Die APG organisierte, nach einer Zeit-Basis-Theorie von John Latham1, projektorientierte Zusammenkünfte und Formen der Zusammenarbeit zwischen Künstlern unterschiedlicher Medien und Administrationen; in der Gruppe arbeiteten auf mehr oder weniger fester Basis Künstler wie der Literat Ian Breakwell, der Performer Stuart Brisley, der Musiker Hugh Davies und der Multimedia-Inszenator Jeffrey Shaw mit. Die Menschen in der Ministerialbürokratie waren von der Gruppe hellauf begeistert, setzten deren Ideen reihenweise um - aber ohne Copyright und ohne ein einziges APG-Projekt zu finanzieren.2

Das Spiel wiederholte sich in Wien, wo 1979 eine mehrstündige Debatte zwischen Künstlern und Ministerialen live im Fernsehen übertragen wurde - auch dort viel Interesse an der Idee und keine direkte Folge. Inzwischen ist APG vergessen. Einige der britischen Protagonisten leben von der Sozialhilfe und eher dürftigen Zuschüssen ihrer Galeristen, die auf ein besseres Geschäft mit den toten Künstlern hoffen; manche sind Wissenschaftler geworden, andere Lehrer an Akademien, viele haben die Integration von Kunst und Gesellschaft bereits völlig vergessen.

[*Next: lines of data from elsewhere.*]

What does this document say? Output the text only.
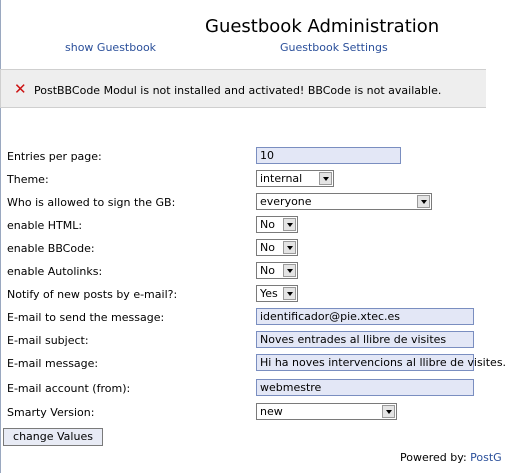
Guestbook Administration
show Guestbook	Guestbook Settings
✕ PostBBCode Modul is not installed and activated! BBCode is not available.
Entries per page:	10
Theme:	internal
Who is allowed to sign the GB:	everyone
enable HTML:	No
enable BBCode:	No
enable Autolinks:	No
Notify of new posts by e-mail?:	Yes
E-mail to send the message:	identificador@pie.xtec.es
E-mail subject:	Noves entrades al llibre de visites
E-mail message:	Hi ha noves intervencions al llibre de visites.
E-mail account (from):	webmestre
Smarty Version:	new
change Values
Powered by: PostG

Das Prinzip hat sich jedoch so weit durchgesetzt, dass gelegentlich an die Pflanzer gedacht werden muss; und eine der Saaten konnte an einem Wochenende Mitte Dezember 1999 besichtigt oder gehört werden. Äußerer Anlass dieser Erinnerung waren zwei Details am Rande des Symposions, anscheinend nicht weiter beachtenswert: Zum einen war die Veranstaltung Teil eines Programms namens CAT (Communication, Art & Technology Network), das wiederum ein Teil von MARS (Media Arts and Research Studies) ist - im Erfinden von Akronymen waren wir schon damals groß -; zum anderen saß im Auditorium wie zeitweise auf dem Plenum einer der Ministerialbürokraten und ließ sich bevorzugt mit Wortmeldungen hören, die von kaum einer Sachkenntnis getrübt waren - dieselben Herren auf denselben Stühlen zwanzig Jahre danach. Andreas Wiesand, Gründer und Direktor des eingangs genannten Zentrums für Kulturforschung, beschränkte sich an diesem Wochenende aufs digitale Photographieren aus dem Publikum heraus.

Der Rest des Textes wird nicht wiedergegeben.